Sunday, March 15, 2009

On the Road Again

The following seven posts are published in reverse chronological order (beginning with “Beyond Niamey: A Journey” and ending with this one). All the posts are from my time spent outside of Niamey and in the bush. I hope you enjoy the read.

It is my last night here in Abalak, the city of the bush. I thought I would be away from Niamey for one week, maybe 10 days, now, it has been about three weeks. Nothing has gone as planned, nothing ever will, in Africa. I am just getting settled in, just getting to know the landmarks around my home: the metal barnlike structure just across the road, the particular cow who waits patiently outside our red, rusted door to come in and devour our own cow’s food, the mosque and what look like mud-walled bungalows beside it. I can now go out at dusk, walk a mile or two into the bush and find my way back, without asking for the paved road, its relationship to this little house. I can finally pronounce and remember my friend Tchichigadon’s name – a girl who has helped me with Fassely, with life’s practicalities. But now it’s time to go, again.

We will be back on the road tomorrow. Maybe I’ll get some time alone then, or maybe I won’t. Nigeriens don’t believe in alone time, I have noticed. They want to accompany you wherever you go, want to stay in your house with you during the day, walk with you at night. Who would want to be alone, they think. In death, you are alone; in life, always in the company of others. Kids, hordes of them, follow me out to the bush each night, as I try to escape this companionship. As an only child, a fairly reticent person, I need to escape. When I am here, alone, with Fassely during the day, Yusef, then Jamila, then Miriama, then many more, come by. They play with Fassely, they greet me over and over again. The mother of the family brings me millet each morning. With the father, I act as a nurse and give him arnica for his arthritis. I am never alone, here in Africa.

I don’t know what I will take away from all this, although I do, indeed, know I am taking a lot away. I am stripping Niger of its people, carrying them with me – their generosity, their hunger, their thirst, their companionship. But what am I giving them in return? I will go back to the United States and continue to talk about them, write about them, in my communications work for Amman Imman. But will this feel trite in the face of such indignity, living without water. I think a lot of things in my life will seem trite after what I have seen here, which has made me, albeit depressed at times, feel very much alive. Driving back from the bush, walking back from the bush, I feel I owe these people my life, for rejuvenating my spirit, for waking me from slumber. At the same time, I don’t know what I can possibly give, beyond my contribution to these borehole wells, these oases in hell.

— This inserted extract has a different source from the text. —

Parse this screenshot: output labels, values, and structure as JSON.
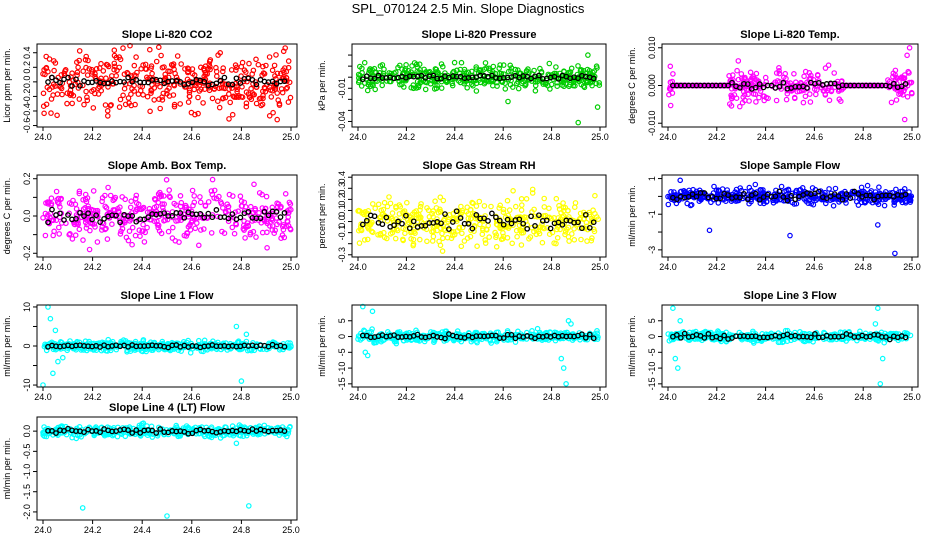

We will return to Niamey to negotiate with the contractors and find out if, indeed, we have the money to dig the borehole well in Kijigari, or if we have to fundraise for a few months and then come back to bring them the most basic human right: water. If we must delay, this will cost the families of Kijigari many of their animals, maybe some of their children too, because the dry season has arrived and will only become more insufferable until July, when the rain is due to fall. These families can wait no longer for the clean water beneath their toes.

Ariane and Denis, most importantly, have appointed a local team to help manage things and keep the project running when they are not around. This team consists of a leader to consult with the men at Tangawarshane, a driver, another man to help interview and talk to the men of all of Tangawarshane and the surrounding villages and a woman, who will spend time with the women of the Azawak to assist them with meeting their own needs. Many have a desire to further their own education, not just their children’s. Others want to be better educated about hygiene and health. Just because these women live in the bush, behind cloistered walls, this doesn’t mean they don’t have desires and aspirations of their own.